Educational Research in Engineering and Technology (ERET)

elearning.jpeg The Educational Research in Engineering and Technology (ERET) Research Group performs research in the improvement of educational practices in the subjects of engineering and computer science and eLearning practices.

ERET research focusses on how teaching and learning can be done better within the context of the School's programmes and beyond. Education is a very broad research area and the group's research includes pedagogies, assessment, delivery models, students' perspectives, ethics, equity, inclusion, power relations.

The ERET is primarily from a technological perspective while studying the socio-technical implications of new innovations. The range of study is broad, including algorithmic, systems and pedagogical issues. Current work focuses on Massive Open Online Courses (MOOC), mobile teaching and learning, learning analytics, gamification, and AI in teaching and learning.

Relevant courses at VUW

  • Master’s by Research
  • PhD

Staff with eLearning interests

PhD opportunities

Māori/Pasifika Educational Research

Regarding tools for engaging in Māori/Pasifika computer science teaching and learning. New Zealand schools are currently being encouraged to teach computer science topics as part of the curriculum. This in itself poses several opportunities and challenges. It is the perception that there is a lack of Māori/Pasifika material in this area and that eLearning tools (ranging from full courses to individual tools) based on Māori/Pasifika cultural concepts could be created to support and engage this demographic better. The proposed work is to develop these technical approaches and study the impact of introducing these in teaching and learning situations.
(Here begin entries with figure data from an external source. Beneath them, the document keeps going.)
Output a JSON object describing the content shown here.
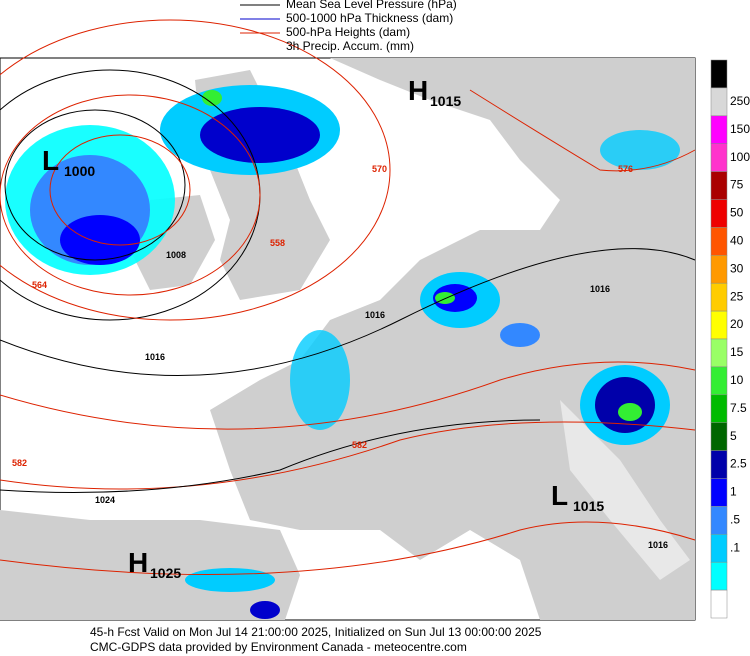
{
  "legend": [
    {
      "label": "Mean Sea Level Pressure (hPa)",
      "color": "#000000"
    },
    {
      "label": "500-1000 hPa Thickness (dam)",
      "color": "#0000cc"
    },
    {
      "label": "500-hPa Heights (dam)",
      "color": "#dd2200"
    },
    {
      "label": "3h Precip. Accum. (mm)",
      "color": null
    }
  ],
  "colorbar": {
    "colors": [
      "#000000",
      "#d8d8d8",
      "#ff00ff",
      "#ff33cc",
      "#aa0000",
      "#ee0000",
      "#ff5500",
      "#ff9900",
      "#ffcc00",
      "#ffff00",
      "#99ff66",
      "#33ee33",
      "#00bb00",
      "#006600",
      "#0000aa",
      "#0000ff",
      "#3388ff",
      "#00ccff",
      "#00ffff",
      "#ffffff"
    ],
    "labels": [
      "250",
      "150",
      "100",
      "75",
      "50",
      "40",
      "30",
      "25",
      "20",
      "15",
      "10",
      "7.5",
      "5",
      "2.5",
      "1",
      ".5",
      ".1"
    ]
  },
  "centers": [
    {
      "letter": "H",
      "value": "1015"
    },
    {
      "letter": "L",
      "value": "1000"
    },
    {
      "letter": "H",
      "value": "1025"
    },
    {
      "letter": "L",
      "value": "1015"
    }
  ],
  "contour_labels": [
    "570",
    "558",
    "1008",
    "564",
    "1016",
    "1016",
    "1016",
    "582",
    "576",
    "582",
    "1024",
    "1016"
  ],
  "footer": [
    "45-h Fcst Valid on Mon Jul 14 21:00:00 2025, Initialized on Sun Jul 13 00:00:00 2025",
    "CMC-GDPS data provided by Environment Canada - meteocentre.com"
  ]
}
Massive Open Online Course Teaching and Learning (MOOC)

MOOCs have recently shaken up the world of Higher Education. Courses with thousands of participants run by a small team have become the norm. The eLearning group is also active in this area. However, there are still many unresolved issues in running such courses. The PhD candidate is expected to identify and/or address some of the following areas in this field: Supporting and engaging massive numbers of students online, intelligent tutoring, cultural and socio-technical differences in user experiences, and impact of MOOCs to stake holders.

Learning Analytics and MOOCs

The analysis of MOOC data is non-trivial. It typically consists of utterances and social connections within the MOOC. The research group has access to a large dataset of user interactions from MOOCs and is currently studying approaches to analysing the data to improve understanding of underlying aspects of the interactions within the MOOC. The proposed work is to further this work using statistical and artificial intelligence approaches to analyse these datasets.


Karsten Lundqvist, Senior Lecturer of Software Engineering at Victoria, has published several papers on the topics of eLearning, Artificial Intelligence in eLearning, socio-technical issues, gamification and Massive Open Online Course (MOOC) teaching and learning.